Simply put, Swish is an extension of the SILU activation function which was proposed in the paper "Sigmoid-Weighted Linear Units for Neural Network Function Approximation in Reinforcement Learning". SILU's formula is $f(x) = x \ast sigmoid(x)$, where $sigmoid(x) = \frac{1}{1 + e^{-x}}$. The slight modification made in the Swish formulation is the addition of a trainable $\beta$ parameter, making it $f(x) = x \ast sigmoid(\beta x)$. As observed in the above graph, it has a few key distinct properties that make it different and better than ReLU. Firstly, Swish is a smooth continuous function, unlike ReLU which is a piecewise linear function. Swish allows a small number of negative weights to be propagated through, while ReLU thresholds all negative weights to zero.

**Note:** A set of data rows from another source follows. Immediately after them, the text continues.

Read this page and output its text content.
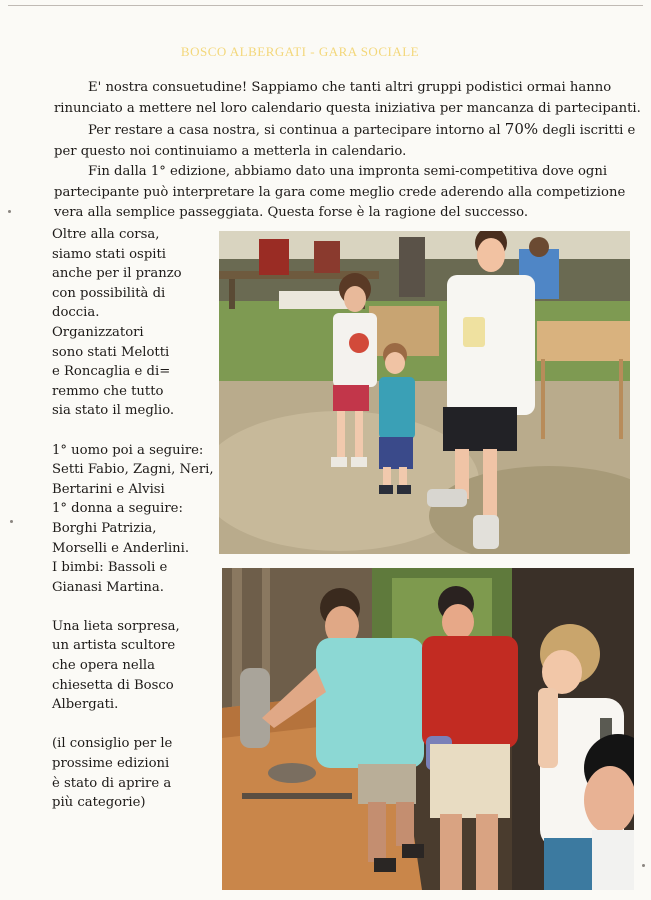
BOSCO ALBERGATI - GARA SOCIALE

E' nostra consuetudine! Sappiamo che tanti altri gruppi podistici ormai hanno rinunciato a mettere nel loro calendario questa iniziativa per mancanza di partecipanti.

Per restare a casa nostra, si continua a partecipare intorno al 70% degli iscritti e per questo noi continuiamo a metterla in calendario.

Fin dalla 1° edizione, abbiamo dato una impronta semi-competitiva dove ogni partecipante può interpretare la gara come meglio crede aderendo alla competizione vera alla semplice passeggiata. Questa forse è la ragione del successo.

Oltre alla corsa,
siamo stati ospiti
anche per il pranzo
con possibilità di
doccia.
Organizzatori
sono stati Melotti
e Roncaglia e di=
remmo che tutto
sia stato il meglio.

1° uomo poi a seguire:
Setti Fabio, Zagni, Neri,
Bertarini e Alvisi
1° donna a seguire:
Borghi Patrizia,
Morselli e Anderlini.
I bimbi: Bassoli e
Gianasi Martina.

Una lieta sorpresa,
un artista scultore
che opera nella
chiesetta di Bosco
Albergati.

(il consiglio per le
prossime edizioni
è stato di aprire a
più categorie)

This is an extremely important property and is crucial in the success of non-monotonic smooth activation functions, like that of Swish, when used in increasingly deep neural networks. Lastly, the trainable parameter allows to better tune the activation function to maximize information propagation and push for smoother gradients, which makes the landscape easier to optimize, thus generalizing better and faster. Swish is also a self-gating activation function since it modulates the input by using it as a gate to multiply with the sigmoid of itself, a concept first introduced in Long Short-Term Memory (LSTMs).

PyTorch Code

The following code snippets provide the PyTorch implementation of Swish with $\beta = 1$, which is SILU, since that is the most widely used variant.

import torch
import torch.nn as nn

class Swish(nn.Module):
def __init__(
self,
):
"""
Init method.
"""
super(Swish, self).__init__()

def forward(self, input):
"""
Forward pass of the function.
"""
return input * torch.sigmoid(input)

To run ResNet models equipped with a Swish activation function (for instance a ResNet-18) on CIFAR datasets, use the following commands.

CIFAR-10

python train_cifar_full.py --project Swish --name swish1 --version 1 --arch 1

CIFAR-100

python train_cifar100_full.py --project Swish --name swish --version 1 --arch 1

Note: You would require a Weights & Biases account to enable WandB Dashboard logging.

Conclusion

While Swish is a very influential paper in promoting more research into activation functions, the activation function Swish itself hasn't been able to replace ReLU because of the increased computational complexity associated with it. While it is nearly impossible to generalize to an activation function as cost-efficient as that of ReLU, with more smooth activation function variants coming out, only time will tell if ReLU will be dethroned.